Plein de malice, mêlant humour et tendresse, "Ramona fait son cinéma" est à la fois une comédie romantique, une déclaration d’amour pour le 7e Art et une sorte de récit initiatique pour trentenaire. Sur ce dernier point, le film aborde en effet une période charnière de la vie, qui plus est pour une femme pour qui le désir d’enfant peut commencer à être ressenti comme une urgence à cet âge-là. L’éventualité de devenir mère n’est qu’un thème a priori marginal du film (il y est fait allusion dans certaines répliques, notamment par les deux amies enceintes rencontrées lors d’une soirée) mais cela fait partie des chemins incertains que Ramona pourrait emprunter, à un moment de sa vie où divers choix lui sont offerts : une rencontre qui remet en question son couple, une proposition professionnelle alléchante qu’elle hésite pourtant à accepter, une reprise d’études qu’elle pourrait envisager, un besoin irrépressible de déménager, une envie de fumer malgré la culpabilité...

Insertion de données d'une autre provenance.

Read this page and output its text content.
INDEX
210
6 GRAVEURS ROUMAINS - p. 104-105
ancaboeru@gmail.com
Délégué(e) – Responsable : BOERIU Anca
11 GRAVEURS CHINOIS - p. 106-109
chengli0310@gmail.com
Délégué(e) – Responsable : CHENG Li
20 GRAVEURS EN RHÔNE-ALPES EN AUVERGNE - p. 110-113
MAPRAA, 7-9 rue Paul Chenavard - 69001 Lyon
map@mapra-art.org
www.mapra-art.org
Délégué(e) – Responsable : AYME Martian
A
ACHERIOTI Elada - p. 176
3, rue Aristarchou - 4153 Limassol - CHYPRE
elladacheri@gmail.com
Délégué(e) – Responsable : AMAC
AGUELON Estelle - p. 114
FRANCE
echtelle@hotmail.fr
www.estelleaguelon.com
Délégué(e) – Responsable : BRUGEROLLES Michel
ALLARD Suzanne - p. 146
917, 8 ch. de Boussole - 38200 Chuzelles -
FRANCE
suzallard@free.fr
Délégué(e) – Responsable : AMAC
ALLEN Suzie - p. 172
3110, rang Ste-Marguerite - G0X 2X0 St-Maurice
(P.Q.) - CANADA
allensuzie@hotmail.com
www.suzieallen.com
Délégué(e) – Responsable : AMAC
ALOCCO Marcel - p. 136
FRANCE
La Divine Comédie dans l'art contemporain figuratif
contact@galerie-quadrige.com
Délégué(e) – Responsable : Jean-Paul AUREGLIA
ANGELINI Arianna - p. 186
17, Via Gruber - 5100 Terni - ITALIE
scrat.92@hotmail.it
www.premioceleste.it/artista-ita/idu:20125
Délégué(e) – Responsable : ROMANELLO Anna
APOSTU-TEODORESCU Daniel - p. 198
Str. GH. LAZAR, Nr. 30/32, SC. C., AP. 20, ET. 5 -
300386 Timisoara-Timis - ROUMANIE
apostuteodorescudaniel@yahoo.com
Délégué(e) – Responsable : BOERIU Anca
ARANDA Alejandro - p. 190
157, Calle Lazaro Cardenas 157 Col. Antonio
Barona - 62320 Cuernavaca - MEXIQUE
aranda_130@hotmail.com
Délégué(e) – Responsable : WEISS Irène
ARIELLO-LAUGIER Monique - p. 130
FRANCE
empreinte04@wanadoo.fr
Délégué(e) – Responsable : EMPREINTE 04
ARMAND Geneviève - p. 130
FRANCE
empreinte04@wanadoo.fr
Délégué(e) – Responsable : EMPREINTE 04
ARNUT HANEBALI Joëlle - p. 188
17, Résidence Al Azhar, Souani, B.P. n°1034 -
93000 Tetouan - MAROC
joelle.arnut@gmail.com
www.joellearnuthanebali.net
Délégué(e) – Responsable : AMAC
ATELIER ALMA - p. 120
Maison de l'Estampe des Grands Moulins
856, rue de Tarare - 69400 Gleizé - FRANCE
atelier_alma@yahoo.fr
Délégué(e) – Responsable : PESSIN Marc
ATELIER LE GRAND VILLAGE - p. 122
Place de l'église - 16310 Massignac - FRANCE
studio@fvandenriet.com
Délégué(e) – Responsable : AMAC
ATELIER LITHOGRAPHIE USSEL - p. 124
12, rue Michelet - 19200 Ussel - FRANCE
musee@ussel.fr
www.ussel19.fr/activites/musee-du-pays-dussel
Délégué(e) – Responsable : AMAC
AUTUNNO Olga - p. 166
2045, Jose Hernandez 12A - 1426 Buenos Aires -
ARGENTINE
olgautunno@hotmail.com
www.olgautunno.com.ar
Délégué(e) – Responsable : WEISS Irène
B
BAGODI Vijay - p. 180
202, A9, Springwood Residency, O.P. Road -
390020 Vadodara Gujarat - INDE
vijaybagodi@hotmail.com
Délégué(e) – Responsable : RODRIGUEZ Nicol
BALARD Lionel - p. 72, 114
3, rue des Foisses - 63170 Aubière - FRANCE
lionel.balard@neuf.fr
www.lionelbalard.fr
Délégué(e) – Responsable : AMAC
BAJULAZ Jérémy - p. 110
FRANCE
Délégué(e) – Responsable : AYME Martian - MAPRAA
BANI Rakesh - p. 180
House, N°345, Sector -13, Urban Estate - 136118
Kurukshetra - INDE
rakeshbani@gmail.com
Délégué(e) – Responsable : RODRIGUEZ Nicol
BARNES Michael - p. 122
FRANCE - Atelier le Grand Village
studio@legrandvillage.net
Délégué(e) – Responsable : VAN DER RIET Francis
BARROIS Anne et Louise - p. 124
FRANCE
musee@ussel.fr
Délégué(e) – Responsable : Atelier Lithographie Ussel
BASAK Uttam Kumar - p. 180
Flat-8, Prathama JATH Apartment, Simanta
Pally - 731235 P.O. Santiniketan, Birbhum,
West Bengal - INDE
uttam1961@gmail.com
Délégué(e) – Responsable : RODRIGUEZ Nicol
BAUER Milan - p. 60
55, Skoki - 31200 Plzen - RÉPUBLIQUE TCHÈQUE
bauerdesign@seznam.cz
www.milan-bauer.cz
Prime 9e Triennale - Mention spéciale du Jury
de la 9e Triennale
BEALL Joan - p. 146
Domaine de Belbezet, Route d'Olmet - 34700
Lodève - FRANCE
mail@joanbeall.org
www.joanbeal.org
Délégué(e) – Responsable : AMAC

D’une certaine façon, l’histoire de Ramona reflète les choix artistiques – voire politiques – d’Andrea Bagney : une volonté de faire du neuf avec du vieux, de s’ancrer dans la contemporanéité tout en préservant le passé (le décor du bar, le choix de la musique classique…). À travers ses deux alter ego dans le film (Ramona l’actrice et Bruno le réalisateur), Bagney assume les contradictions qui caractérisent chaque être humain : ici un refus des compromis ou des injonctions (voir par exemple le dialogue sur l’écologie ou la géniale scène de casting) mais la recherche d’un certain confort (Ramona a peur des marginaux qui fréquentent son immeuble, elle reste avec son petit ami parce qu’il la rassure, etc.), une critique des hypocrisies du monde moderne et un risque de conservatisme (la critique du bio, des médecines alternatives ou du recyclage…) mais aussi une liberté et un égalitarisme pleinement dans l’air du temps (Nico comme parfait « homme de maison », Ramona comme incarnation de l’émancipation féminine…), ou encore une certaine spontanéité mais une tendance à refouler certains désirs (notons que ceux de Bruno pour Ramona sont magnifiquement symbolisés par les plans en couleur).

L’héroïne est incarnée par Lourdes Hernández qui, comme son personnage, trouve ici son premier rôle sur grand écran – outre une courte apparition dans un long datant de 2013. C’est en tant que chanteuse et sous le nom de scène de Russian Red que le public peut toutefois déjà la connaître – pour l’anecdote, c’est aussi elle qui avait doublé la voix chantée de Merida dans la version espagnole de "Rebelle" des studios Pixar. Comme Ramona (alias « Ona »), Lourdes Hernández est donc une touche-à-tout aux visages multiples, qui convient parfaitement au rôle et joue à merveille sa partition, avec un grand sens de l’expressivité. Si Bruno Lastra et Francesco Carril, qui incarnent les deux autres personnages importants, ne déméritent pas, l’actrice porte en grande partie la réussite de ce film. On espère entendre à nouveau parler d’elle et d’Andrea Bagney à l’avenir.